Netflix's Real-Time Service Topology: Architecture and Lessons Learned
How Netflix built a real-time service topology system using streaming architecture, backpressure, and a three-stage aggregation pipeline.
Netflix engineers detail how they built a real-time service dependency map across a massive distributed architecture. The first version worked flawlessly locally, but production exposed hard truths: Kafka consumers fell behind, instances ran out of memory, and garbage collection pauses ate up CPU — pushing the team toward a streaming-first design.
At the core is a three-stage reactive pipeline that propagates backpressure upstream whenever downstream storage can't keep up, allowing the system to degrade gracefully under load instead of dropping data or crashing. Network, IPC, and tracing data are also split into physically separate storage layers, each optimized for its own throughput and query patterns, then merged in parallel at query time with sub-second latency.

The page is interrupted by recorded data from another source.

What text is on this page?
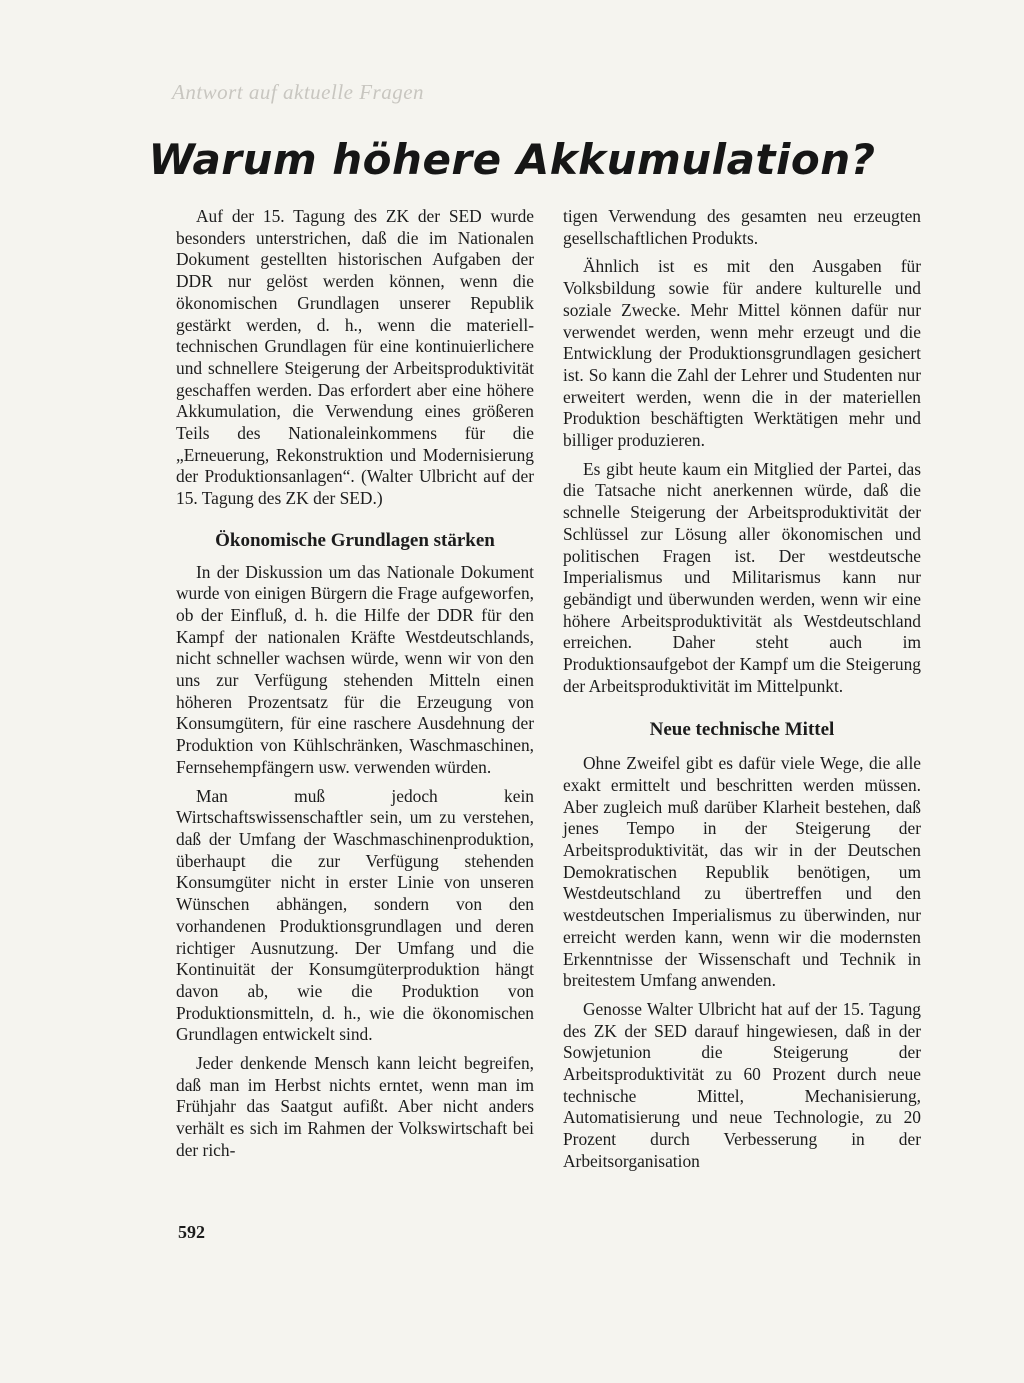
Antwort auf aktuelle Fragen
Warum höhere Akkumulation?

Auf der 15. Tagung des ZK der SED wurde besonders unterstrichen, daß die im Nationalen Dokument gestellten historischen Aufgaben der DDR nur gelöst werden können, wenn die ökonomischen Grundlagen unserer Republik gestärkt werden, d. h., wenn die materiell-technischen Grundlagen für eine kontinuierlichere und schnellere Steigerung der Arbeitsproduktivität geschaffen werden. Das erfordert aber eine höhere Akkumulation, die Verwendung eines größeren Teils des Nationaleinkommens für die „Erneuerung, Rekonstruktion und Modernisierung der Produktionsanlagen“. (Walter Ulbricht auf der 15. Tagung des ZK der SED.)

Ökonomische Grundlagen stärken

In der Diskussion um das Nationale Dokument wurde von einigen Bürgern die Frage aufgeworfen, ob der Einfluß, d. h. die Hilfe der DDR für den Kampf der nationalen Kräfte Westdeutschlands, nicht schneller wachsen würde, wenn wir von den uns zur Verfügung stehenden Mitteln einen höheren Prozentsatz für die Erzeugung von Konsumgütern, für eine raschere Ausdehnung der Produktion von Kühlschränken, Waschmaschinen, Fernsehempfängern usw. verwenden würden.

Man muß jedoch kein Wirtschaftswissenschaftler sein, um zu verstehen, daß der Umfang der Waschmaschinenproduktion, überhaupt die zur Verfügung stehenden Konsumgüter nicht in erster Linie von unseren Wünschen abhängen, sondern von den vorhandenen Produktionsgrundlagen und deren richtiger Ausnutzung. Der Umfang und die Kontinuität der Konsumgüterproduktion hängt davon ab, wie die Produktion von Produktionsmitteln, d. h., wie die ökonomischen Grundlagen entwickelt sind.

Jeder denkende Mensch kann leicht begreifen, daß man im Herbst nichts erntet, wenn man im Frühjahr das Saatgut aufißt. Aber nicht anders verhält es sich im Rahmen der Volkswirtschaft bei der rich-

tigen Verwendung des gesamten neu erzeugten gesellschaftlichen Produkts.

Ähnlich ist es mit den Ausgaben für Volksbildung sowie für andere kulturelle und soziale Zwecke. Mehr Mittel können dafür nur verwendet werden, wenn mehr erzeugt und die Entwicklung der Produktionsgrundlagen gesichert ist. So kann die Zahl der Lehrer und Studenten nur erweitert werden, wenn die in der materiellen Produktion beschäftigten Werktätigen mehr und billiger produzieren.

Es gibt heute kaum ein Mitglied der Partei, das die Tatsache nicht anerkennen würde, daß die schnelle Steigerung der Arbeitsproduktivität der Schlüssel zur Lösung aller ökonomischen und politischen Fragen ist. Der westdeutsche Imperialismus und Militarismus kann nur gebändigt und überwunden werden, wenn wir eine höhere Arbeitsproduktivität als Westdeutschland erreichen. Daher steht auch im Produktionsaufgebot der Kampf um die Steigerung der Arbeitsproduktivität im Mittelpunkt.

Neue technische Mittel

Ohne Zweifel gibt es dafür viele Wege, die alle exakt ermittelt und beschritten werden müssen. Aber zugleich muß darüber Klarheit bestehen, daß jenes Tempo in der Steigerung der Arbeitsproduktivität, das wir in der Deutschen Demokratischen Republik benötigen, um Westdeutschland zu übertreffen und den westdeutschen Imperialismus zu überwinden, nur erreicht werden kann, wenn wir die modernsten Erkenntnisse der Wissenschaft und Technik in breitestem Umfang anwenden.

Genosse Walter Ulbricht hat auf der 15. Tagung des ZK der SED darauf hingewiesen, daß in der Sowjetunion die Steigerung der Arbeitsproduktivität zu 60 Prozent durch neue technische Mittel, Mechanisierung, Automatisierung und neue Technologie, zu 20 Prozent durch Verbesserung in der Arbeitsorganisation

592
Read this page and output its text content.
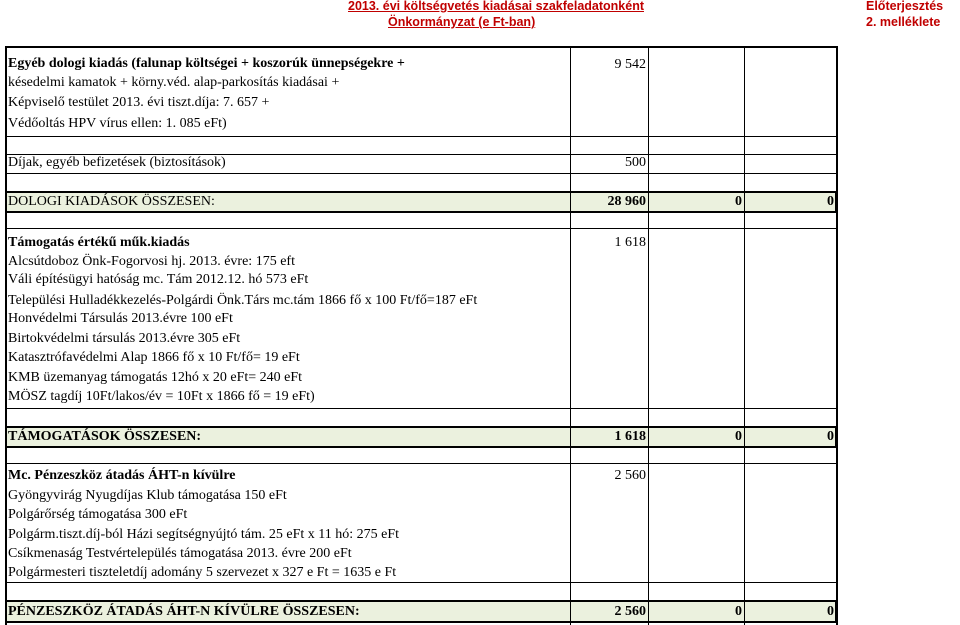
2013. évi költségvetés kiadásai szakfeladatonként
Önkormányzat (e Ft-ban)
Előterjesztés
2. melléklete
Egyéb dologi kiadás (falunap költségei + koszorúk ünnepségekre +	9 542
késedelmi kamatok + körny.véd. alap-parkosítás kiadásai +
Képviselő testület 2013. évi tiszt.díja: 7. 657 +
Védőoltás HPV vírus ellen: 1. 085 eFt)
Díjak, egyéb befizetések (biztosítások)	500
DOLOGI KIADÁSOK ÖSSZESEN:	28 960	0	0
Támogatás értékű műk.kiadás	1 618
Alcsútdoboz Önk-Fogorvosi hj. 2013. évre: 175 eft
Váli építésügyi hatóság mc. Tám 2012.12. hó 573 eFt
Települési Hulladékkezelés-Polgárdi Önk.Társ mc.tám 1866 fő x 100 Ft/fő=187 eFt
Honvédelmi Társulás 2013.évre 100 eFt
Birtokvédelmi társulás 2013.évre 305 eFt
Katasztrófavédelmi Alap 1866 fő x 10 Ft/fő= 19 eFt
KMB üzemanyag támogatás 12hó x 20 eFt= 240 eFt
MÖSZ tagdíj 10Ft/lakos/év = 10Ft x 1866 fő = 19 eFt)
TÁMOGATÁSOK ÖSSZESEN:	1 618	0	0
Mc. Pénzeszköz átadás ÁHT-n kívülre	2 560
Gyöngyvirág Nyugdíjas Klub támogatása 150 eFt
Polgárőrség támogatása 300 eFt
Polgárm.tiszt.díj-ból Házi segítségnyújtó tám. 25 eFt x 11 hó: 275 eFt
Csíkmenaság Testvértelepülés támogatása 2013. évre 200 eFt
Polgármesteri tiszteletdíj adomány 5 szervezet x 327 e Ft = 1635 e Ft
PÉNZESZKÖZ ÁTADÁS ÁHT-N KÍVÜLRE ÖSSZESEN:	2 560	0	0
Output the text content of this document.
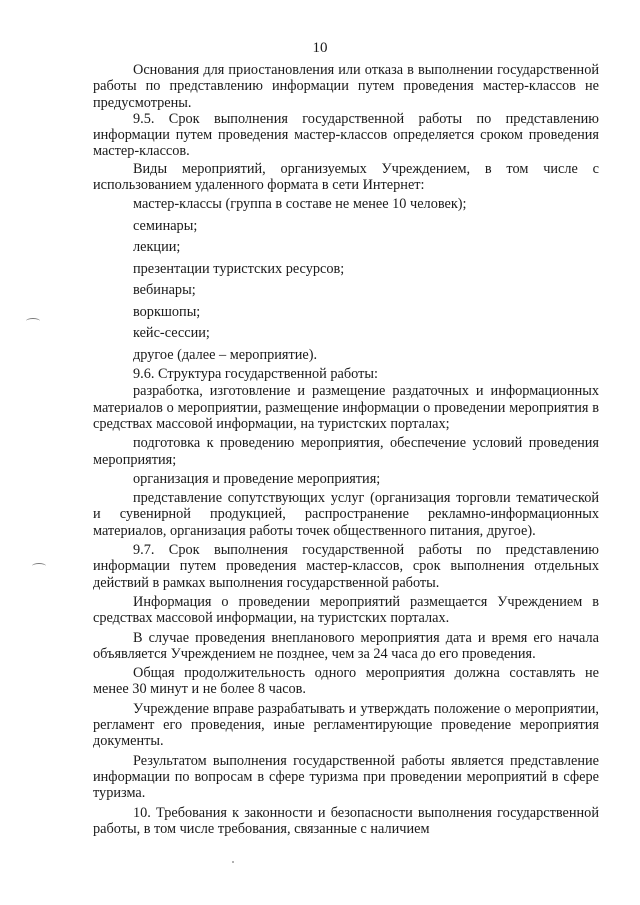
10

Основания для приостановления или отказа в выполнении государственной работы по представлению информации путем проведения мастер-классов не предусмотрены.

9.5. Срок выполнения государственной работы по представлению информации путем проведения мастер-классов определяется сроком проведения мастер-классов.

Виды мероприятий, организуемых Учреждением, в том числе с использованием удаленного формата в сети Интернет:

мастер-классы (группа в составе не менее 10 человек);

семинары;

лекции;

презентации туристских ресурсов;

вебинары;

воркшопы;

кейс-сессии;

другое (далее – мероприятие).

9.6. Структура государственной работы:

разработка, изготовление и размещение раздаточных и информационных материалов о мероприятии, размещение информации о проведении мероприятия в средствах массовой информации, на туристских порталах;

подготовка к проведению мероприятия, обеспечение условий проведения мероприятия;

организация и проведение мероприятия;

представление сопутствующих услуг (организация торговли тематической и сувенирной продукцией, распространение рекламно-информационных материалов, организация работы точек общественного питания, другое).

9.7. Срок выполнения государственной работы по представлению информации путем проведения мастер-классов, срок выполнения отдельных действий в рамках выполнения государственной работы.

Информация о проведении мероприятий размещается Учреждением в средствах массовой информации, на туристских порталах.

В случае проведения внепланового мероприятия дата и время его начала объявляется Учреждением не позднее, чем за 24 часа до его проведения.

Общая продолжительность одного мероприятия должна составлять не менее 30 минут и не более 8 часов.

Учреждение вправе разрабатывать и утверждать положение о мероприятии, регламент его проведения, иные регламентирующие проведение мероприятия документы.

Результатом выполнения государственной работы является представление информации по вопросам в сфере туризма при проведении мероприятий в сфере туризма.

10. Требования к законности и безопасности выполнения государственной работы, в том числе требования, связанные с наличием
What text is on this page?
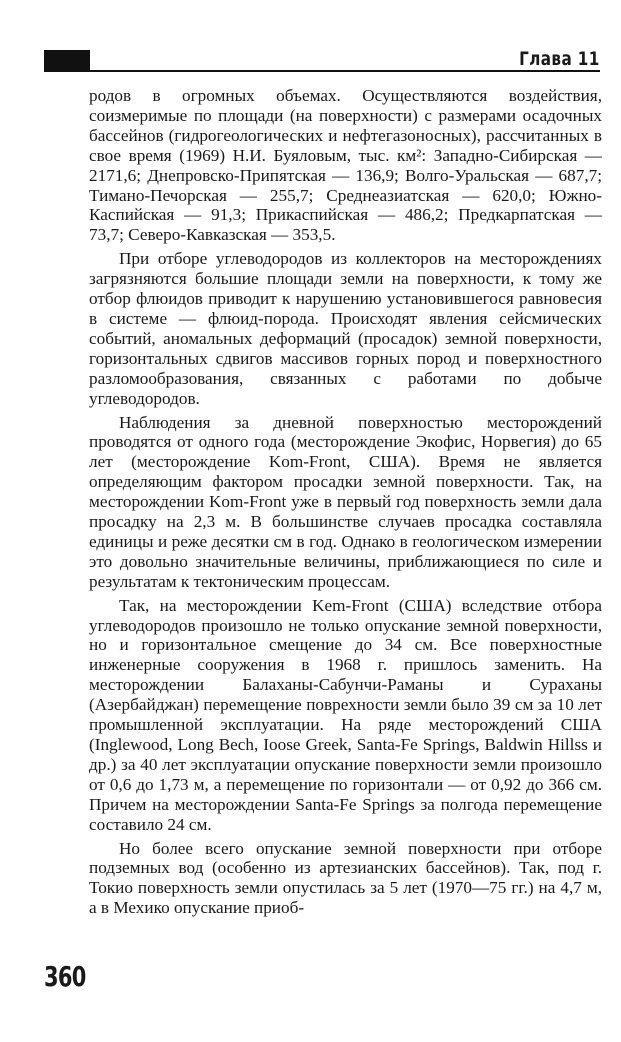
Глава 11

родов в огромных объемах. Осуществляются воздействия, соизмеримые по площади (на поверхности) с размерами осадочных бассейнов (гидрогеологических и нефтегазоносных), рассчитанных в свое время (1969) Н.И. Буяловым, тыс. км²: Западно-Сибирская — 2171,6; Днепровско-Припятская — 136,9; Волго-Уральская — 687,7; Тимано-Печорская — 255,7; Среднеазиатская — 620,0; Южно-Каспийская — 91,3; Прикаспийская — 486,2; Предкарпатская — 73,7; Северо-Кавказская — 353,5.

При отборе углеводородов из коллекторов на месторождениях загрязняются большие площади земли на поверхности, к тому же отбор флюидов приводит к нарушению установившегося равновесия в системе — флюид-порода. Происходят явления сейсмических событий, аномальных деформаций (просадок) земной поверхности, горизонтальных сдвигов массивов горных пород и поверхностного разломообразования, связанных с работами по добыче углеводородов.

Наблюдения за дневной поверхностью месторождений проводятся от одного года (месторождение Экофис, Норвегия) до 65 лет (месторождение Kom-Front, США). Время не является определяющим фактором просадки земной поверхности. Так, на месторождении Kom-Front уже в первый год поверхность земли дала просадку на 2,3 м. В большинстве случаев просадка составляла единицы и реже десятки см в год. Однако в геологическом измерении это довольно значительные величины, приближающиеся по силе и результатам к тектоническим процессам.

Так, на месторождении Kem-Front (США) вследствие отбора углеводородов произошло не только опускание земной поверхности, но и горизонтальное смещение до 34 см. Все поверхностные инженерные сооружения в 1968 г. пришлось заменить. На месторождении Балаханы-Сабунчи-Раманы и Сураханы (Азербайджан) перемещение поврехности земли было 39 см за 10 лет промышленной эксплуатации. На ряде месторождений США (Inglewood, Long Bech, Ioose Greek, Santa-Fe Springs, Baldwin Hillss и др.) за 40 лет эксплуатации опускание поверхности земли произошло от 0,6 до 1,73 м, а перемещение по горизонтали — от 0,92 до 366 см. Причем на месторождении Santa-Fe Springs за полгода перемещение составило 24 см.

Но более всего опускание земной поверхности при отборе подземных вод (особенно из артезианских бассейнов). Так, под г. Токио поверхность земли опустилась за 5 лет (1970—75 гг.) на 4,7 м, а в Мехико опускание приоб-

360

The three-stage distributed aggregation pipeline specifically tackles a subtle but critical problem: raw network flow logs only capture individual hops through load balancers and proxies, not true application-to-application dependencies. By resolving these intermediaries, the system produces a clean topology refreshed within tens of minutes — a major leap over traditional hourly or daily batch processing.
For engineers building distributed systems, this is a concrete case study in backpressure design, layered storage isolation, and how streaming aggregation holds up under real production load.